About this neuroscience research news
Original Research: Open access.
“An in vivo neuroimmune organoid model to study human microglia phenotypes” by Rusty Gage et al. Cell
An in vivo neuroimmune organoid model to study human microglia phenotypes
- Xenotransplanted brain organoids as in vivo platform for studying human microglia (hMGs)
- hMGs gain human-specific transcriptomic signatures and assume in-vivo-like identities
- hMGs engage in surveilling the human brain environment and react to perturbations
- A patient-derived model reveals a brain-environment-induced immune response in autism
Microglia are specialized brain-resident macrophages that play crucial roles in brain development, homeostasis, and disease. However, until now, the ability to model interactions between the human brain environment and microglia has been severely limited.
To overcome these limitations, we developed an in vivo xenotransplantation approach that allows us to study functionally mature human microglia (hMGs) that operate within a physiologically relevant, vascularized immunocompetent human brain organoid (iHBO) model.
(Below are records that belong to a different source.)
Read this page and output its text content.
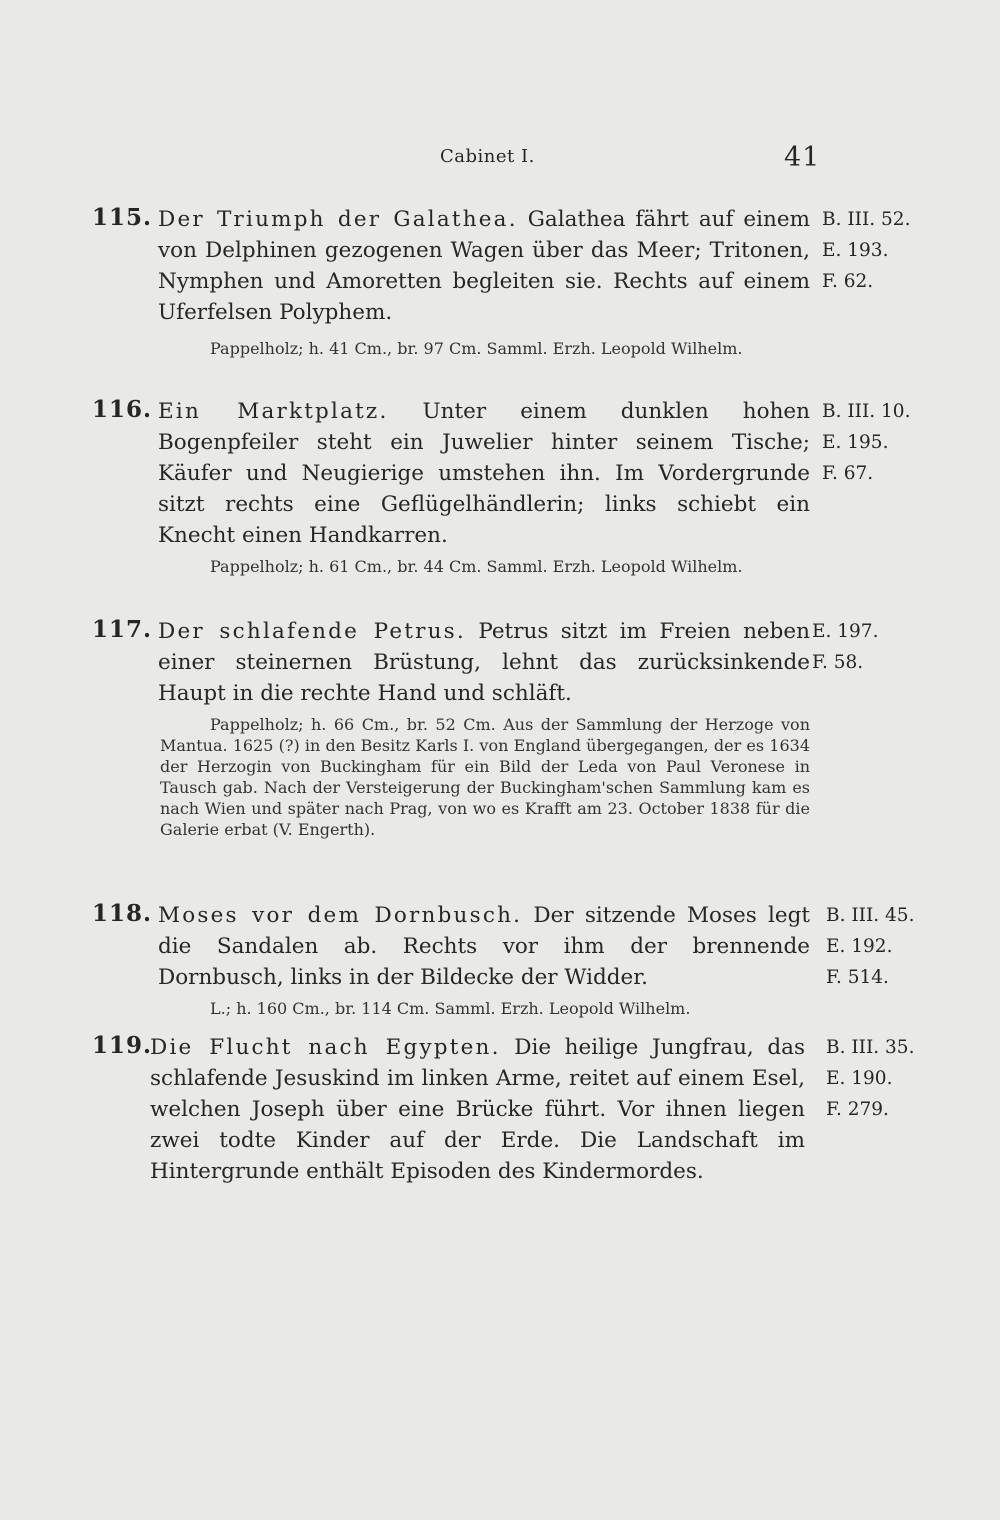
Cabinet I.	41
115. Der Triumph der Galathea. Galathea fährt auf einem von Delphinen gezogenen Wagen über das Meer; Tritonen, Nymphen und Amoretten begleiten sie. Rechts auf einem Uferfelsen Polyphem.
B. III. 52.
E. 193.
F. 62.
Pappelholz; h. 41 Cm., br. 97 Cm. Samml. Erzh. Leopold Wilhelm.
116. Ein Marktplatz. Unter einem dunklen hohen Bogenpfeiler steht ein Juwelier hinter seinem Tische; Käufer und Neugierige umstehen ihn. Im Vordergrunde sitzt rechts eine Geflügelhändlerin; links schiebt ein Knecht einen Handkarren.
B. III. 10.
E. 195.
F. 67.
Pappelholz; h. 61 Cm., br. 44 Cm. Samml. Erzh. Leopold Wilhelm.
117. Der schlafende Petrus. Petrus sitzt im Freien neben einer steinernen Brüstung, lehnt das zurücksinkende Haupt in die rechte Hand und schläft.
E. 197.
F. 58.
Pappelholz; h. 66 Cm., br. 52 Cm. Aus der Sammlung der Herzoge von Mantua. 1625 (?) in den Besitz Karls I. von England übergegangen, der es 1634 der Herzogin von Buckingham für ein Bild der Leda von Paul Veronese in Tausch gab. Nach der Versteigerung der Buckingham'schen Sammlung kam es nach Wien und später nach Prag, von wo es Krafft am 23. October 1838 für die Galerie erbat (V. Engerth).
118. Moses vor dem Dornbusch. Der sitzende Moses legt die Sandalen ab. Rechts vor ihm der brennende Dornbusch, links in der Bildecke der Widder.
B. III. 45.
E. 192.
F. 514.
L.; h. 160 Cm., br. 114 Cm. Samml. Erzh. Leopold Wilhelm.
119.
Die Flucht nach Egypten. Die heilige Jungfrau, das schlafende Jesuskind im linken Arme, reitet auf einem Esel, welchen Joseph über eine Brücke führt. Vor ihnen liegen zwei todte Kinder auf der Erde. Die Landschaft im Hintergrunde enthält Episoden des Kindermordes.
B. III. 35.
E. 190.
F. 279.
Our data show that organoid-resident hMGs gain human-specific transcriptomic signatures that closely resemble their in vivo counterparts. In vivo two-photon imaging reveals that hMGs actively engage in surveilling the human brain environment, react to local injuries, and respond to systemic inflammatory cues.
Finally, we demonstrate that the transplanted iHBOs developed here offer the unprecedented opportunity to study functional human microglia phenotypes in health and disease and provide experimental evidence for a brain-environment-induced immune response in a patient-specific model of autism with macrocephaly.